Anticipating demographic transition in Europe
A guidebook to support the creation of innovative elderly care cooperatives

Why cooperating?

Comparing business models
Elderly care and cooperatives

6 steps for setting up an elderly care cooperative

1.Identifying needs
2.Getting your cooperative together
3.Planning the business
4.Mobilising partners
5.Setting up the structure
6. Launching the business

Bibliography

1.Identifying needs

  • # What does your social environment need?
  • # What kind of cooperative suits you?
  • # Membership
  • # Economic sector

What does your social environment need?

Cooperatives are embedded in their social and economic environment: their creation often stems out from a need or an opportunity. The first step is to determine if the service that will be provided by your cooperative will meet people’s needs and if they will use it. Before starting a business and whatever size or type of cooperative you are planning, doing some sort of research is highly recommended. Several approaches and tools exist to carry out a needs assessment research: some may be comprehensive but also time-consuming, e.g. conducting a large-scale survey of potential users; others may allow to quickly gather information – e.g. interviewing a few partners, conducting secondary research – but without guaranteeing a perfect relevance or reliability. A careful balance between your aims, available funding and resources, may help you choosing the most relevant method. The “Territorial needs assessment guideline” offers some recommendations to help you in this process.
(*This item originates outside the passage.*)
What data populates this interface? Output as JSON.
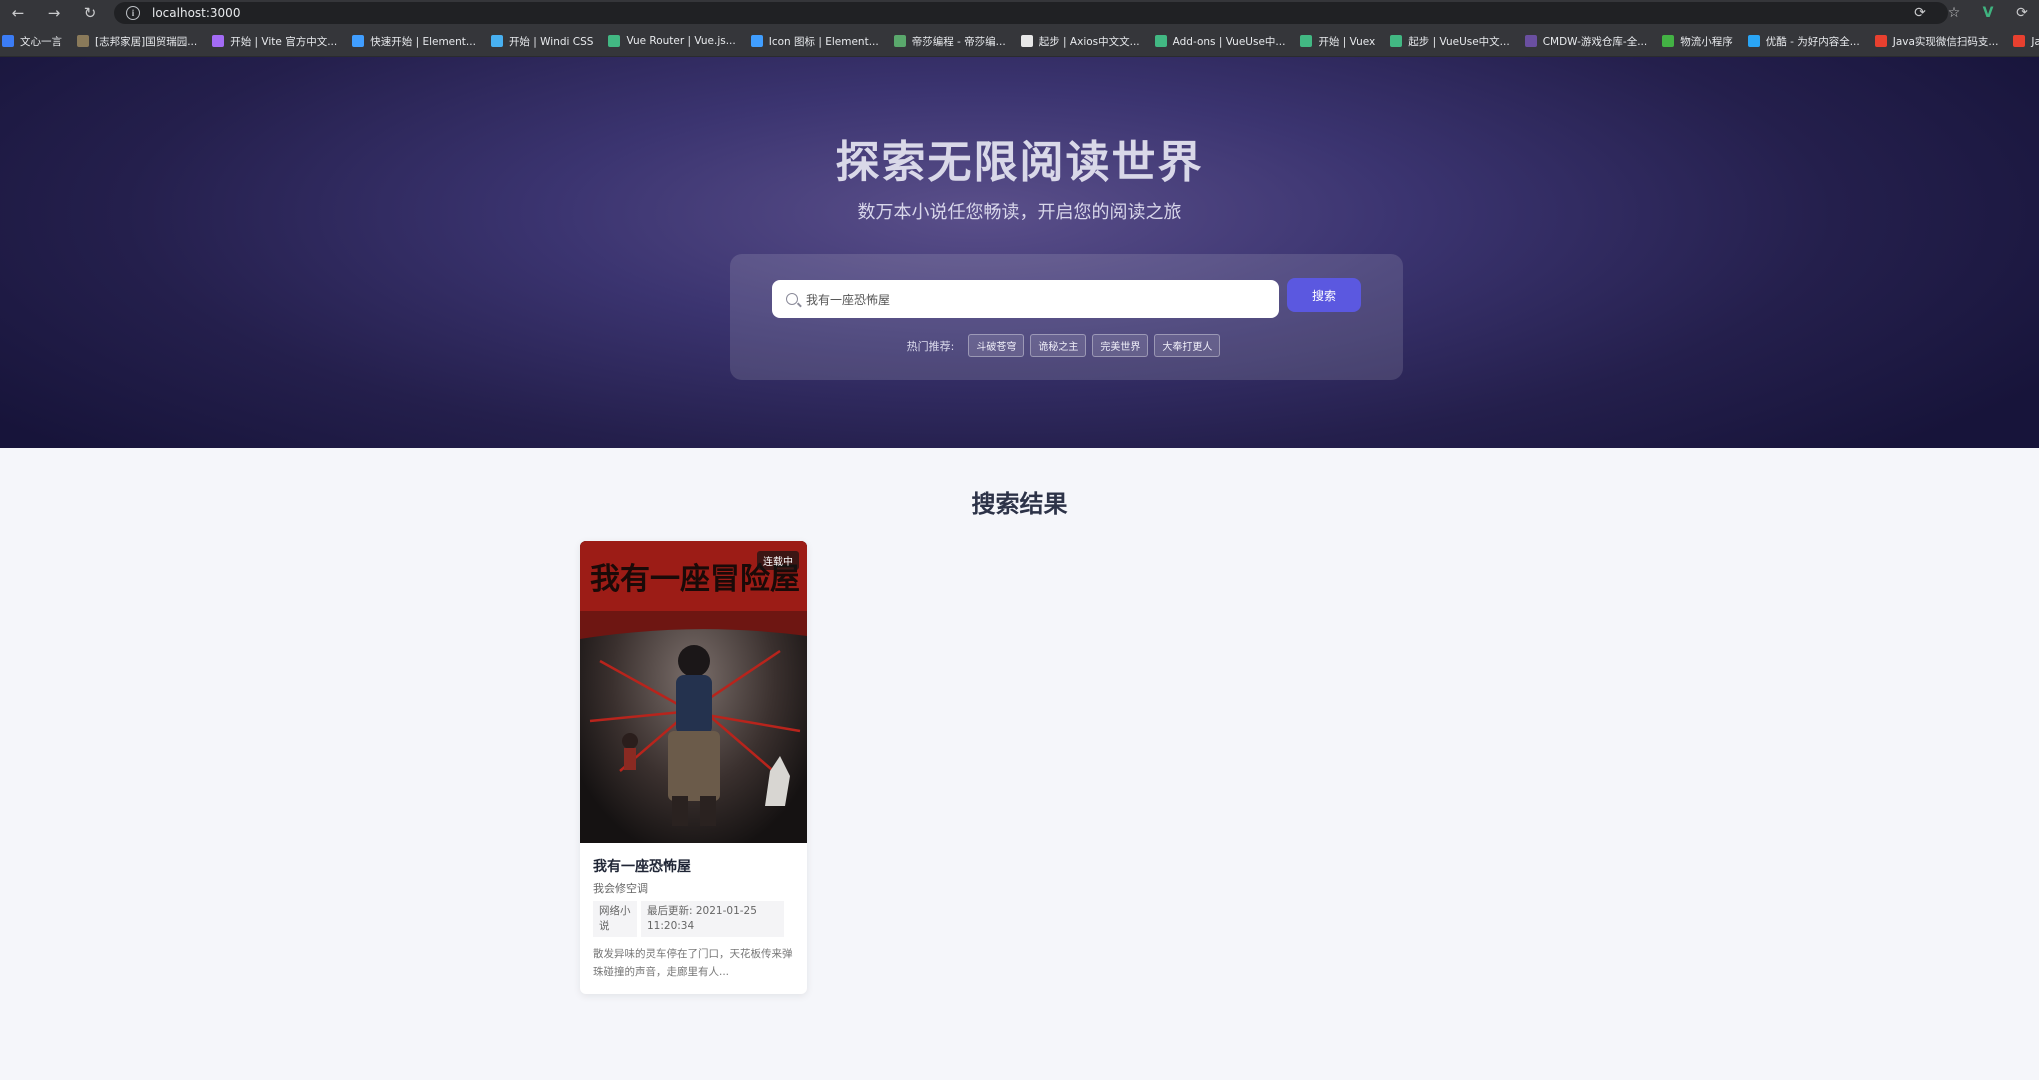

A need? The community (elderly people, their relatives or elderly care providers) lack certain services.
An opportunity? A change in the community creates new cooperative possibilities (a group of people is getting organised around a claim, a company goes bankrupt…).
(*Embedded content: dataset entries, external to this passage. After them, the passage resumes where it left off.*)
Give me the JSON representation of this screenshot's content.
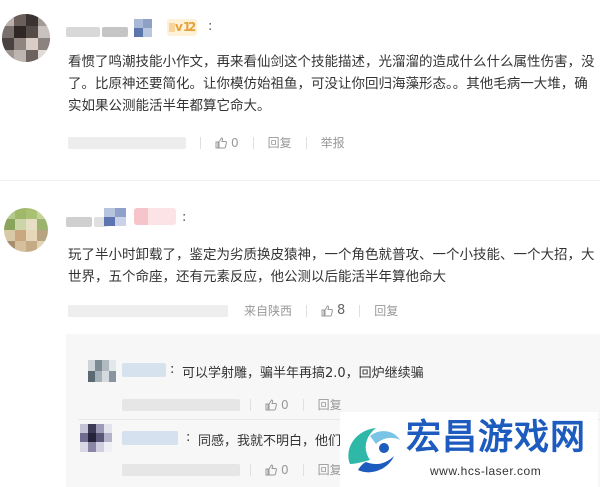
{
  "comments": [
    {
      "level_badge": "2",
      "colon": ":",
      "text_lines": [
        "看惯了鸣潮技能小作文，再来看仙剑这个技能描述，光溜溜的造成什么什么属性伤害，没",
        "了。比原神还要简化。让你模仿始祖鱼，可没让你回归海藻形态。。其他毛病一大堆，确",
        "实如果公测能活半年都算它命大。"
      ],
      "like_count": "0",
      "reply_label": "回复",
      "report_label": "举报"
    },
    {
      "colon": ":",
      "text_lines": [
        "玩了半小时卸载了，鉴定为劣质换皮猿神，一个角色就普攻、一个小技能、一个大招，大",
        "世界，五个命座，还有元素反应，他公测以后能活半年算他命大"
      ],
      "location": "来自陕西",
      "like_count": "8",
      "reply_label": "回复",
      "replies": [
        {
          "colon": ":",
          "text": "可以学射雕，骗半年再搞2.0，回炉继续骗",
          "like_count": "0",
          "reply_label": "回复"
        },
        {
          "colon": ":",
          "text": "同感，我就不明白，他们",
          "like_count": "0",
          "reply_label": "回复"
        }
      ]
    }
  ],
  "watermark": {
    "title": "宏昌游戏网",
    "url": "www.hcs-laser.com"
  },
  "colors": {
    "text": "#333333",
    "meta": "#999999",
    "badge": "#f5a623",
    "watermark_blue": "#1d5bbf",
    "watermark_teal": "#2fb8a8"
  }
}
Author (The Ontario Co-operative Association, 2015)

Keep in mind that many elderly care services are most likely already provided by the community: they can be formally or informally organised, supported by public services or self-organised, undertaken by health professional or volunteer care providers, etc. Mapping elderly care services requires you to undertake a review of the stakeholders who are already operating on the territory: meeting them and presenting your idea will allow you to test the relevance of your project, benefit from external knowledge and experience, and will give you the possibility to adapt your idea accordingly. This step is also an opportunity to identify potential future partners of your cooperative.

Key things to think about

"Before carrying out a needs assessment you must consider various questions.
  • What do you want to find out?
  • Who is the information for? Just for your own planning, or will it also be used for a funding application? If so, then will the needs assessment answer the types of questions your funder might ask?
  • How can you express your questions in plain language that people will understand and respond to?
  • What specific questions will you ask, and will the answers really tell you what you want to know?
  • How will you gather the information?
  • Who is going to do the research?
  • How much can you do yourselves and with which parts do you need help?
  • Where are you going to do the survey, or find information?
  • How much is it all going to cost? Draw up a budget.
  • How much time have you got and when does it need to done by? Draw up a timetable."
-- Author (Sustain, 2015)

What kind of cooperative suits you?

Once you have identified the needs and you have made sure that your project will help meeting them, the following question arises: is the cooperative model relevant? What kind of organisation are you aiming to create?

Key Questions

“Before deciding whether or not a cooperative is right for your business, you will need to consider your answers to two simple but important questions.
Do you want members to own and control the business?
A cooperative is a member-owned business. The members may be employees, customers, suppliers or local residents, but this shared ownership is central to a cooperative’s existence. If you want to limit ownership to just a few people, even as the cooperative grows, then a cooperative may not be for you.
Have you got a viable business idea?
A cooperative must be a viable business. As for any business, most cooperatives will aim to bring in enough income not just to cover costs but to make a profit, with members deciding on whether that surplus is reinvested in the business, distributed among members or given to the community. You need to be sure that your cooperative will generate an income from the goods or services provided.”
-- Author (Co-operatives UK, 2015)

There is no one-size-fits-all cooperative model, even in the elderly care sector. The relevant cooperative model depends on the local context, the services provided, available initial resources and final aim of the project. This flexibility is one major asset: cooperatives are open to innovation!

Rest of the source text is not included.